분석과정에서 나온 데이터들을 전처리하겠습니다.

# binary로 문제를 풀어볼거여서 구매 말고는 -1로
sample_df['rating'] = sample_df['event_name']
re_name = {'rating' : {'click_item':-1, 'like_item':-1, 'add_to_cart':-1, 'purchase_success':1}}
sample_df = sample_df.replace(re_name)
####################################
####################################
sample_df = sample_df[sample_df['gender'] != 'un_gender']
####################################
####################################
sample_df.loc[sample_df['age'] <= 17, 'age(Group)'] = '00 ~ 17'

sample_df.loc[(sample_df['age'] >= 18) &\
               (sample_df['age'] <= 24), 'age(Group)'] = '18 ~ 24'

sample_df.loc[(sample_df['age'] >= 25) &\
               (sample_df['age'] <= 35), 'age(Group)'] = '25 ~ 35'

sample_df.loc[(sample_df['age'] >= 36) &\
               (sample_df['age'] <= 44), 'age(Group)'] = '36 ~ 44'

sample_df.loc[(sample_df['age'] >= 45) &\
               (sample_df['age'] <= 54), 'age(Group)'] = '45 ~ 54'

sample_df.loc[sample_df['age'] >= 55, 'age(Group)'] = '55 ~ 99'
####################################
####################################
sample_df['event_timestamp'] = pd.to_datetime(sample_df['event_timestamp'])
sample_df['event_timestamp(weekday)'] = sample_df['event_timestamp'].dt.day_name()

 

우선 기존 데이터에서 필요한 컬럼만 추출하여 사용하겠습니다.

# 필요한 컬럼만 추출
col_list_1 = ['event_name', 'user_no', 'item_no', 'country', 'region', 'platform', 
'event_timestamp_month', 'event_timestamp_day', 'event_timestamp_hour',
'category1_name', 'category2_name', 'gender', 'age', 'age(Group)', 'event_timestamp(weekday)']

raw_data_1 = sample_df[col_list_1]

 

X와 y데이터를 만들겠습니다.

X_data = pd.get_dummies(raw_data_1, columns=col_list_1)
y_data = sample_df['rating']

 

X데이터를 csr_matrix로 만들어 주겠습니다.

csr_matrix 자세한 설명은 https://rfriend.tistory.com/551 참고해주세요

import scipy
X_sparse = scipy.sparse.csr_matrix(X_data.values)

 

 

Model Equation

 

Pairwise Interaction to be computed

- Linear Complexity

 

로스를 정의하는 부분입니다.

negative likelihood 이며 binary classification할때 사용하는 것입니다.

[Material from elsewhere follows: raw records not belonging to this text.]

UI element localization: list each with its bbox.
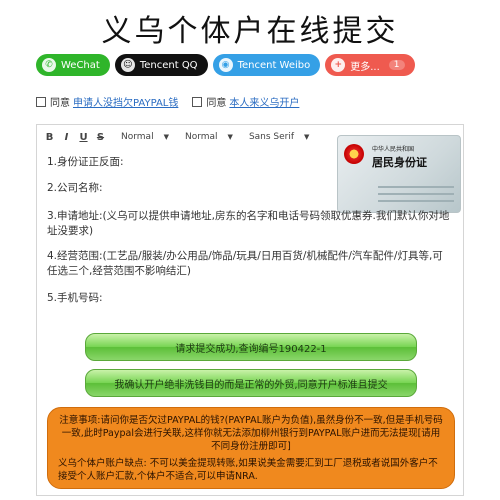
underline-button[interactable]: U [79,132,88,143]
submit-status-button[interactable]: 请求提交成功,查询编号190422-1 [85,333,417,361]
more-label: 更多... [350,61,380,73]
bold-button[interactable]: B [45,132,54,143]
page-title: 义乌个体户在线提交 [101,14,399,49]
more-share-button[interactable]: + 更多... 1 [325,54,415,76]
weibo-icon: ◉ [218,58,233,72]
qq-label: Tencent QQ [139,59,198,71]
chevron-down-icon: ▼ [304,133,310,141]
form-line-address: 3.申请地址:(义乌可以提供申请地址,房东的名字和电话号码领取优惠券.我们默认你… [47,210,450,237]
id-card-label: 居民身份证 [372,156,427,169]
wechat-icon: ✆ [42,58,56,72]
size-select-2-label: Normal [184,132,218,142]
notice-paragraph-2: 义乌个体户账户缺点: 不可以美金提现转账,如果说美金需要汇到工厂退税或者说国外客… [58,458,438,482]
agree-checkbox-1[interactable] [36,96,46,107]
agree-checkbox-2[interactable] [192,96,203,107]
confirm-submit-button[interactable]: 我确认开户绝非洗钱目的而是正常的外贸,同意开户标准且提交 [85,369,417,397]
agree-link-2[interactable]: 本人来义乌开户 [229,94,299,109]
weibo-label: Tencent Weibo [237,59,311,71]
chevron-down-icon: ▼ [163,133,169,141]
qq-share-button[interactable]: ☺ Tencent QQ [114,54,208,76]
size-select-1-label: Normal [121,132,154,142]
national-emblem-icon [344,144,364,164]
weibo-share-button[interactable]: ◉ Tencent Weibo [212,54,321,76]
form-line-company: 2.公司名称: [47,182,103,194]
share-bar: ✆ WeChat ☺ Tencent QQ ◉ Tencent Weibo + … [36,54,415,76]
more-count-badge: 1 [388,60,405,70]
agree-prefix-1: 同意 [50,98,70,109]
agree-prefix-2: 同意 [206,98,227,109]
id-card-image: 中华人民共和国 居民身份证 [337,135,461,213]
chevron-down-icon: ▼ [227,133,233,141]
form-line-scope: 4.经营范围:(工艺品/服装/办公用品/饰品/玩具/日用百货/机械配件/汽车配件… [47,250,443,277]
agreement-row: 同意 申请人没挡欠PAYPAL钱 同意 本人来义乌开户 [36,94,299,109]
agree-link-1[interactable]: 申请人没挡欠PAYPAL钱 [73,94,178,109]
wechat-share-button[interactable]: ✆ WeChat [36,54,110,76]
wechat-label: WeChat [61,59,100,71]
strikethrough-button[interactable]: S [96,132,105,143]
rich-text-editor[interactable]: B I U S Normal ▼ Normal ▼ Sans Serif ▼ 中… [36,124,464,496]
size-select-2[interactable]: Normal ▼ [185,132,233,142]
form-line-id: 1.身份证正反面: [47,156,124,168]
size-select-1[interactable]: Normal ▼ [121,132,169,142]
notice-paragraph-1: 注意事项:请问你是否欠过PAYPAL的钱?(PAYPAL账户为负值),虽然身份不… [59,415,443,452]
form-line-phone: 5.手机号码: [47,292,103,304]
italic-button[interactable]: I [62,132,71,143]
id-card-country: 中华人民共和国 [372,146,415,153]
font-select[interactable]: Sans Serif ▼ [249,132,310,142]
font-select-label: Sans Serif [248,132,295,142]
plus-icon: + [331,58,346,72]
qq-icon: ☺ [120,58,135,72]
notice-box: 注意事项:请问你是否欠过PAYPAL的钱?(PAYPAL账户为负值),虽然身份不… [47,407,455,489]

# Compute negative log likelihood between prediction and label
def log_loss(pred, y):
    return np.log(np.exp(-pred * y) + 1.0)

 

gradient를 업데이트 해주겠습니다.

SGD를 사용하겠습니다

# Update gradients
def sgd(X, y, n_samples, n_features,
                w0, w, v, n_factors, learning_rate, reg_w, reg_v):
    data = X.data
    indptr = X.indptr
    indices = X.indices
    loss = 0.0

    for i in range(n_samples):
        pred, summed = predict(X, w0, w, v, n_factors, i)
        
        # calculate loss and its gradient
        loss += log_loss(pred, y[i])
        loss_gradient = -y[i] / (np.exp(y[i] * pred) + 1.0)
    
        # update bias/intercept term
        w0 -= learning_rate * loss_gradient

        # update weight
        for index in range(indptr[i], indptr[i + 1]):
            feature = indices[index]
            w[feature] -= learning_rate * (loss_gradient * data[index] + 2 * reg_w * w[feature])

        # update factor
        for factor in range(n_factors):
            for index in range(indptr[i], indptr[i + 1]):
                feature = indices[index]
                term = summed[factor] - v[factor, feature] * data[index]
                v_gradient = loss_gradient * data[index] * term
                v[factor, feature] -= learning_rate * (v_gradient + 2 * reg_v * v[factor, feature])
    
    loss /= n_samples
    return loss

 

y예측값을 얻기위한 과정입니다.

 

def predict(X, w0, w, v, n_factors, i):
    data = X.data
    indptr = X.indptr
    indices = X.indices
    """predicting a single instance"""
    summed = np.zeros(n_factors)
    summed_squared = np.zeros(n_factors)

    # linear output w * x
    pred = w0
    for index in range(indptr[i], indptr[i + 1]):
        feature = indices[index]
        pred += w[feature] * data[index]

    # factor output
    for factor in range(n_factors):
        for index in range(indptr[i], indptr[i + 1]):
            feature = indices[index]
            term = v[factor, feature] * data[index]
            summed[factor] += term
            summed_squared[factor] += term * term

        pred += 0.5 * (summed[factor] * summed[factor] - summed_squared[factor])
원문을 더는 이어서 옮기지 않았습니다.